Spazioprever lezioni in rete - I.I.S. "A. Prever" Pinerolo
Primo Levi e Jean Samuel (“Pikolo”), un’amicizia nell’inferno di Auschwitz
Ancora oggi mi interrogo su questo mistero della memoria: entrambi [io e Primo Levi] abbiamo avuto la sensazione
di un incontro cruciale, indimenticabile, eppure quel ricordo non si fondava sugli stessi gesti, sulle stesse
parole, sulle stesse emozioni.
[Jean Samuel]
Giovane ebreo di Wasselonne (vicino a Strasburgo, in Alsazia), fu arrestato nel marzo 1944 e deportato ad Auschwitz. Studente di farmacia, come Primo Levi condivideva la passione per le materie scientifiche. Scambiò due tozzi di pane in campo di concentramento (dove il cibo possedeva un valore inestimabile) per due tomi di analisi matematica, che nascose e studiò di notte durante la sua prigionia ad Auschwitz.
Oscillò la scaletta di corda che pendeva dal portello: qualcuno veniva. […] Era solo Jean, il Pikolo del nostro Kommando.
Jean era uno studente alsaziano benché avesse ventiquattro anni, era il più giovane [prigioniero] del Kommando chimico.
Era perciò toccata a lui la carica di Pikolo, vale a dire di fattorino-scritturale, addetto alle pulizie della baracca,
alle consegne degli attrezzi, alla lavatura delle gamelle, alla contabilità delle ore di lavoro del Kommando. […]
Il Pikolo (che di solito non ha più di diciassette anni) non lavora manualmente, ha mano libera sui fondi della marmitta
del rancio e può stare tutto il giorno vicino alla stufa.[…]
Jean era un Pikolo eccezionale. Era scaltro e fisicamente
robusto, e insieme mite e amichevole: pur conducendo con tenacia e coraggio la sua lotta contro il campo e contro la morte,
non trascurava di mantenere rapporti umani coi compagni meno privilegiati.
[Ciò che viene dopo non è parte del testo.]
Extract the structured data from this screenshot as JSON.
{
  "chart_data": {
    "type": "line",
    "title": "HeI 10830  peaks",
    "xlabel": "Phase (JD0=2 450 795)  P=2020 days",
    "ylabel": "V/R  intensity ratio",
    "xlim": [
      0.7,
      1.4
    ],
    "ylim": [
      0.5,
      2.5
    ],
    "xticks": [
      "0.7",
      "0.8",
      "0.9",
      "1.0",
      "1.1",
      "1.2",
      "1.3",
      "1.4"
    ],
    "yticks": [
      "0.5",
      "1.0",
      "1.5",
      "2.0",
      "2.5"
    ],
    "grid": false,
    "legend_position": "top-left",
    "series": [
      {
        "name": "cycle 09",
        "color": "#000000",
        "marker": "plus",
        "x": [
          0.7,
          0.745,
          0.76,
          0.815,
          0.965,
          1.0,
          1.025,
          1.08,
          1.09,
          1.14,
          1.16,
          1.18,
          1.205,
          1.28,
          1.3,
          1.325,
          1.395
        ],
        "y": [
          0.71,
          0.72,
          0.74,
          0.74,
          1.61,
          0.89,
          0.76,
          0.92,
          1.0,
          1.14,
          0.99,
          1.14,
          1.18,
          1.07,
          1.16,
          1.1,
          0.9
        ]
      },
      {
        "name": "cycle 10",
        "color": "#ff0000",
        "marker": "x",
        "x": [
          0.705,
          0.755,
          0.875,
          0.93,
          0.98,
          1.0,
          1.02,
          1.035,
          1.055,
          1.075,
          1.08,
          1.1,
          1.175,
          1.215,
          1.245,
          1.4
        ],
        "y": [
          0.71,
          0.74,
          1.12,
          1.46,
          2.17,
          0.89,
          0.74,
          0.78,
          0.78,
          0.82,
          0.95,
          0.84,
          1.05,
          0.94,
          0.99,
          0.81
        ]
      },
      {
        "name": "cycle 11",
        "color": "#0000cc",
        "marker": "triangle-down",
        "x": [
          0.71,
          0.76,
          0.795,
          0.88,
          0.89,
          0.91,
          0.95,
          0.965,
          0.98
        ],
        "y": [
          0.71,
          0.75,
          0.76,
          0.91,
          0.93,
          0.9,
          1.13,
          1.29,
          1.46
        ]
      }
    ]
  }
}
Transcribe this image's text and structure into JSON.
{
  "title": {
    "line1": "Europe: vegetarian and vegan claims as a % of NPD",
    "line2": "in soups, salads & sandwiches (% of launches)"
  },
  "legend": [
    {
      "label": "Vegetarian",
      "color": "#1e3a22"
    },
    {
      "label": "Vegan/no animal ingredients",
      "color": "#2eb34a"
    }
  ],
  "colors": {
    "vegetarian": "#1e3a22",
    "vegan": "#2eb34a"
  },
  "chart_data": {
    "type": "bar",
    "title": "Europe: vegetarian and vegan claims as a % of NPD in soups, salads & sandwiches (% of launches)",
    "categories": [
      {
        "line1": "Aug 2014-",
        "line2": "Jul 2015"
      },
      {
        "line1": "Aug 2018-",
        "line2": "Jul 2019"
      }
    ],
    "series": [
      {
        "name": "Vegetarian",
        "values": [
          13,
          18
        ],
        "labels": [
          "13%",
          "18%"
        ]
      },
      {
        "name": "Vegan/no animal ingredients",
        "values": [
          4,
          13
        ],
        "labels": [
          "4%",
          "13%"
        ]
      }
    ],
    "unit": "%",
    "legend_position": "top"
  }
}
(da Se questo è un uomo di Primo Levi
Sono diventato Pikolo nell’estate del 1944. Ero ad Auschwitz, nel campo di Monowitz [ovvero Auschwitz III], da tre mesi quando Primo Levi mi ha dato questo nome, il mio nuovo nome. […] E’ stato lì che l’ho conosciuto, nel Kommando voluto dall’amministrazione di Auschwitz in previsione della futura produzione della fabbrica di gomma sintetica della Buna.
Primo e io siamo diventati amici non appena ci siamo conosciuti. E’ accaduto durante un allarme aereo, il primo a Monowitz […] il 4 aprile 1944. Io, alsaziano, parlavo tedesco. Primo no; io non parlavo italiano, lui parlava un ottimo francese. Io ero stato deportato con tanti membri della mia famiglia, lui era arrivato solo. […] Entrambi avevamo studiato ma non ancora lavorato. […] Il termine Pikolo non apparteneva al vocabolario del campo, era un’invenzione di Primo. Gli è venuto così, spontaneo, ed è rimasto. [pp.5-6]
“La mia nomina a Pikolo è avvenuta in un altro modo, molto semplice: un giorno Oscar [il kapo] ha chiesto se qualcuno sapesse stirare e lavare. Dato che capivo il tedesco, ho subito alzato la mano. Era un grosso rischio: se avessi lavorato male, se l’avessi irritato, il Kapo avrebbe potuto spedirmi in un Kommando più duro, in cui avrei trovato morte certa. […] E così mi sono ritrovato a lavargli i panni con il surrogato di sapone che mi dava e a stirargli i pantaloni […]. Andare a prendere la zuppa per il pranzo era un altro dei miei privilegi. Uscivo dal cantiere verso mezzogiorno, insieme al compagno che sceglievo, e insieme portavamo la marmitta vuota sino alla cucina della Buna, per poi tornare indietro carichi. […] Primo per strada ha voluto tradurmi alcuni versi di Dante e spiegarmeli, così che potessi cogliere tutta la forza del poema [pp.26-29]
Un episodio della nostra storia comune essenziale nel suo libro [di Levi] e che pure, curiosamente, non lo è stato per me, che ne conservo un ricordo indifferente… Rivedo Primo che si concentra, teso nello sforzo di rammentare in maniera esatta, poi l’espressione di sollievo che accompagna la scoperta di un’interpretazione di quei versi cui non aveva mai pensato prima. Un’interpretazione che si addiceva perfettamente a circostanze che Dante non aveva previsto. E come avrebbe potuto concepire Auschwitz?